FIG. 4 is a schematic diagram of an ultraviolet alignment illumination detection device according to an embodiment of this application. Referring to FIG. 2a, FIG. 2b, and FIG. 4, in an embodiment of this application, an ultraviolet alignment illumination detection device 12 includes: a power-on device 100, including: a probe unit 120, including a plurality of probe ends, each probe end including a first probe 110 and a second probe 112, and the probe ends being configured to respectively come into electrical contact with a plurality of signal input ends 130 of a liquid crystal array substrate 200 during inspection on the liquid crystal array substrate 200; a voltage application unit 20, including a plurality of voltage output ends 21, and the voltage output ends 21 being connected to the first probes 110 of the probe ends one by one (L1), where the voltage application unit 20 applies corresponding voltages to the plurality of signal input ends 130 of the liquid crystal array substrate 200 respectively through the first probes 110 of the probe ends, to perform an imaging test on the liquid crystal array substrate 200, to determine whether the liquid crystal array substrate 200 is of poor alignment; and an impedance detection unit 30, including a plurality of connection ends 31, the connection ends 31 being respectively connected to the second probes 112 of the probe ends one by one (L2), where the impedance detection unit 30 is configured to: after the imaging test is performed on the liquid crystal array substrate 200, sense an impedance value between every two of the second probes 112, to obtain an impedance value between every two of the plurality of signal input ends 130 of the liquid crystal array substrate 200, to determine whether every two of the signal input ends 130 are short-circuited.

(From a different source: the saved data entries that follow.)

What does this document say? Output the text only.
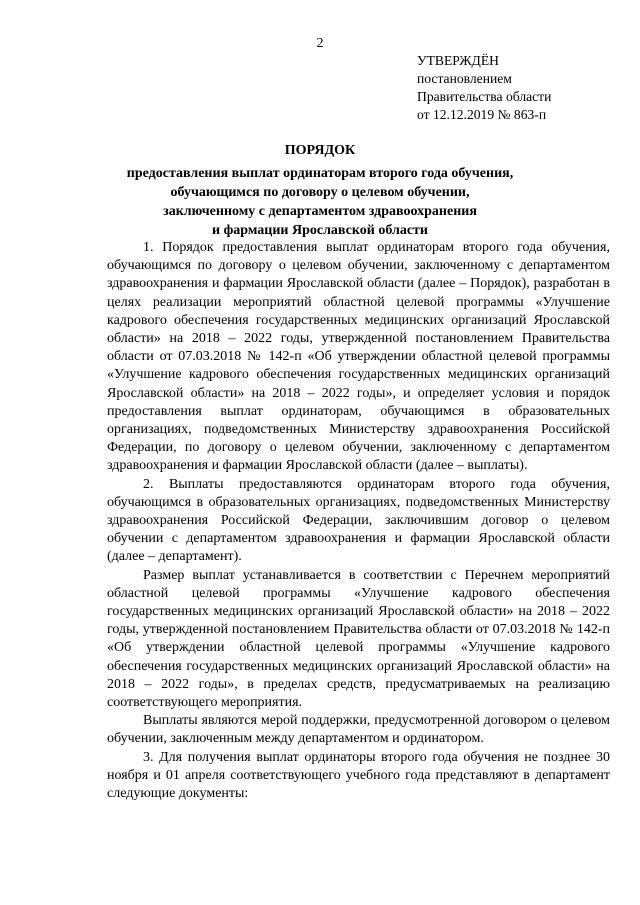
2
УТВЕРЖДЁН
постановлением
Правительства области
от 12.12.2019 № 863-п
ПОРЯДОК
предоставления выплат ординаторам второго года обучения,
обучающимся по договору о целевом обучении,
заключенному с департаментом здравоохранения
и фармации Ярославской области

1. Порядок предоставления выплат ординаторам второго года обучения, обучающимся по договору о целевом обучении, заключенному с департаментом здравоохранения и фармации Ярославской области (далее – Порядок), разработан в целях реализации мероприятий областной целевой программы «Улучшение кадрового обеспечения государственных медицинских организаций Ярославской области» на 2018 – 2022 годы, утвержденной постановлением Правительства области от 07.03.2018 № 142-п «Об утверждении областной целевой программы «Улучшение кадрового обеспечения государственных медицинских организаций Ярославской области» на 2018 – 2022 годы», и определяет условия и порядок предоставления выплат ординаторам, обучающимся в образовательных организациях, подведомственных Министерству здравоохранения Российской Федерации, по договору о целевом обучении, заключенному с департаментом здравоохранения и фармации Ярославской области (далее – выплаты).

2. Выплаты предоставляются ординаторам второго года обучения, обучающимся в образовательных организациях, подведомственных Министерству здравоохранения Российской Федерации, заключившим договор о целевом обучении с департаментом здравоохранения и фармации Ярославской области (далее – департамент).

Размер выплат устанавливается в соответствии с Перечнем мероприятий областной целевой программы «Улучшение кадрового обеспечения государственных медицинских организаций Ярославской области» на 2018 – 2022 годы, утвержденной постановлением Правительства области от 07.03.2018 № 142-п «Об утверждении областной целевой программы «Улучшение кадрового обеспечения государственных медицинских организаций Ярославской области» на 2018 – 2022 годы», в пределах средств, предусматриваемых на реализацию соответствующего мероприятия.

Выплаты являются мерой поддержки, предусмотренной договором о целевом обучении, заключенным между департаментом и ординатором.

3. Для получения выплат ординаторы второго года обучения не позднее 30 ноября и 01 апреля соответствующего учебного года представляют в департамент следующие документы:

Referring to FIG. 2a, FIG. 2b, and FIG. 4, in an embodiment of this application, the plurality of signal input ends 130 of the liquid crystal array substrate 200 is a color filter common electrode signal input end, a blue-pixel signal input end, a green-pixel signal input end, a red-pixel signal input end, a gate odd-numbered signal input end, a gate even-numbered signal input end, and an array circuit common electrode signal input end.

Referring to FIG. 2a and FIG. 2b, in an embodiment of this application, the power-on device 100 is of an integrated design, so that a base portion 101 of the probe unit 120 of the power-on device 100 maintains at a same level.

Referring to FIG. 2a and FIG. 2b in an embodiment of this application, the first probe 110 and the second probe 112 at each probe end of the probe unit 120 maintains a same height.

In this application, the base of the probe unit of the power-on device is of an integrated design. In the integrated design, there is no gap, the level is good, the probe is in good contact with an electrical signal, and a power-on success rate is high, thereby improving a process yield.

The wordings such as “in some embodiments” and “in various embodiments” are repeatedly used. They usually do not refer to a same embodiment; but they may refer to a same embodiment. The words, such as “comprise”, “have”, and “include” are synonyms, unless other meanings are indicated in the context thereof

The foregoing descriptions are merely embodiments of this application, and are not intended to limit this application in any form. Although this application has been disclosed above through the specific embodiments, the embodiments are not intended to limit this application. Any person skilled in the art can make some variations or modifications, namely, equivalent changes, according to the foregoing disclosed technical content to obtain equivalent embodiments without departing from the scope of the technical solutions of this application. Any simple amendment, equivalent change, or modification made to the foregoing embodiments according to the technical essence of this application without departing from the content of the technical solutions of this application shall fall within the scope of the technical solutions of this application.